– Party calls “emergency” meeting to discuss ramifications
Just over one year after taking up the role, and less than a month after the party’s poor performance in the September 1 General and Regional Elections, Nigel Hughes has resigned as leader of the Alliance For Change (AFC).
This was confirmed by the AFC in a brief statement on Wednesday, detailing that the party’s General Secretary, Raphael Trotman, received “an updated letter purporting to be a letter of resignation, with immediate effect” from Hughes.
Hughes, an attorney-at-law by profession, was re-elected as the leader of the AFC in June 2024 at the party’s 8th National Conference – its highest decision-making forum.
“The National Executive Committee will be meeting in an emergency session to discuss the ramifications and consequences of such a letter and will be encouraging Mr Hughes to retract the same,” the AFC stated in Wednesday’s missive.
According to the party, if Hughes remains adamant in his decision to step down, then the party’s constitutional provisions will be used to guide the way forward.
Efforts by this newspaper to contact both Hughes and the party’s General Secretary on Wednesday for further details and comments on this development were futile.
This is the second time Hughes has resigned from a leadership position within the AFC. He had previously served as Chairman of the AFC but resigned back in April 2016 over “internal difficulties on a point of principle”.
Since his return to the helm of the party last year, Hughes began his “Better Must Come”-coined campaign into the 2025 General and Regional Elections, during which the party churned out a dismal performance and was booted from the National Assembly.
In a brief telephone interview with this publication earlier this month, Hughes had indicated that the AFC would be meeting shortly with all its members to conduct a thorough analysis of the 2025 polls.
“I do have an analysis, but I’d rather share it with the party first before I share it with the public. The party is going to meet shortly, and it will decide what rebuilding is needed. First of all, we have to do an analysis of the results, and based on that analysis, we will then determine what direction to take,” Hughes had stated.
The AFC contested the September 1 polls independently after the collapse of negotiations with its former coalition partner, the People’s National Congress (PNC)-led A Partnership for National Unity (APNU). The APNU and AFC had coalesced to contest the 2015 elections, which they won but failed to secure a second term at the 2020 polls.
In the lead-up to this year’s elections, there were attempts to revive the coalition pact, but at least one PNC official had stated that the Hughes-led AFC “went berserk” with its demands during the negotiations on governance sharing power.
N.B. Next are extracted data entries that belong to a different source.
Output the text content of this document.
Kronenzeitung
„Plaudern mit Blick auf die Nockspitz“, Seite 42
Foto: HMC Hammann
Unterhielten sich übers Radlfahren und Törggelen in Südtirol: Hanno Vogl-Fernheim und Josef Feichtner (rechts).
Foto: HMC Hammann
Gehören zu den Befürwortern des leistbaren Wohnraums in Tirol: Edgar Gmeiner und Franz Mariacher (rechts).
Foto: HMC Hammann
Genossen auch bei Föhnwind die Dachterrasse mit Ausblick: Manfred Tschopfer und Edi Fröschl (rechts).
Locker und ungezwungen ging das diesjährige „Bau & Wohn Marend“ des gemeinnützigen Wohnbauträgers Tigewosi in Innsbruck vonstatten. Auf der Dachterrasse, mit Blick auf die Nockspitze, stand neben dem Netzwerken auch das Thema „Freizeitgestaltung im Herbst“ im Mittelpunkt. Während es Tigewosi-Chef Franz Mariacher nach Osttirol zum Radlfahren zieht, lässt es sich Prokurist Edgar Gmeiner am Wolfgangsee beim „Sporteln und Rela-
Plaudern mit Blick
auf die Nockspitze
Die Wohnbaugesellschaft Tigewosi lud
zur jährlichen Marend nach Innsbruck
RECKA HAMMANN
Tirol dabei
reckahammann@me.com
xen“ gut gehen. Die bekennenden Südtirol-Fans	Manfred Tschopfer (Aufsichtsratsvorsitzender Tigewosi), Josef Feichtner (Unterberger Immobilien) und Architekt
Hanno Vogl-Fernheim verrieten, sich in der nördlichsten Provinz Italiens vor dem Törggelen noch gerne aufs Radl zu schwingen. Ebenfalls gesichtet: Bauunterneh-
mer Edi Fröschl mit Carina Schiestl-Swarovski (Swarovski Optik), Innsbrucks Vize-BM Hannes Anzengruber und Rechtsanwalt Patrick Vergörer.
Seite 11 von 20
The collapse of the coalition talks was further compounded with several top AFC members jumping ship and joining the AFC. In fact, Juretha Fernandes, who along with Sherod Duncan and Ricky Ramsaroop, as well as other prominent members that had cut ties with the AFC to sign onto APNU’s list of candidates, contested the recent elections as the prime ministerial candidate alongside APNU’s leader, Aubrey Norton.
At the September 1 polls, however, not only was the Hughes-led AFC kicked out of the benches of the Parliamentary opposition, but the Norton-led APNU was also ousted as the main Parliamentary opposition party.
The vote count at the 2025 General and Regional Elections showed that the AFC struggled to secure enough votes to earn a single seat in the National Assembly. The party, which went to the polls with Hughes and Indigenous rights advocate Laura George on its ticket, only managed to secure 1765 votes in the General Elections and 1833 in the Regional Elections.
Both the AFC’s and APNU’s Parliamentary influence were weakened at the hands of the We Invest Nationhood (WIN) – a new party headed by US-sanctioned businessman Azruddin Mohamed, which managed to grab votes from many of the former coalition partners’ traditional support bases.
Once an emerging third force in Guyana, the AFC had won five out of 65 seats in Parliament at the 2006 elections and seven in 2011. It teamed up with the APNU in 2015, and together they won that year’s elections, but their term was cut short in 2018 when the Government fell to a no-confidence motion.
In 2020, AFC’s popularity declined, with many accusing the party of being submissive to the PNC-led APNU during the coalition’s tenure in office. Following their loss at the 2020 polls, the APNU and AFC, together, held 31 seats in the National Assembly, thus forming the main Parliamentary opposition. Of these, the AFC itself had occupied nine of those seats, while the remaining 22 were held by APNU politicians.
At the September 1 polls, the People’s Progressive Party/Civic (PPP/C) recorded a landslide victory with some 133,432 votes, which earned the party 36 seats in the National Assembly. In the 65-seat House, WIN gained 16 seats, APNU 12 seats, and the Amanza Walton-Desir-led Forward Guyana Movement (FGM) copped one seat.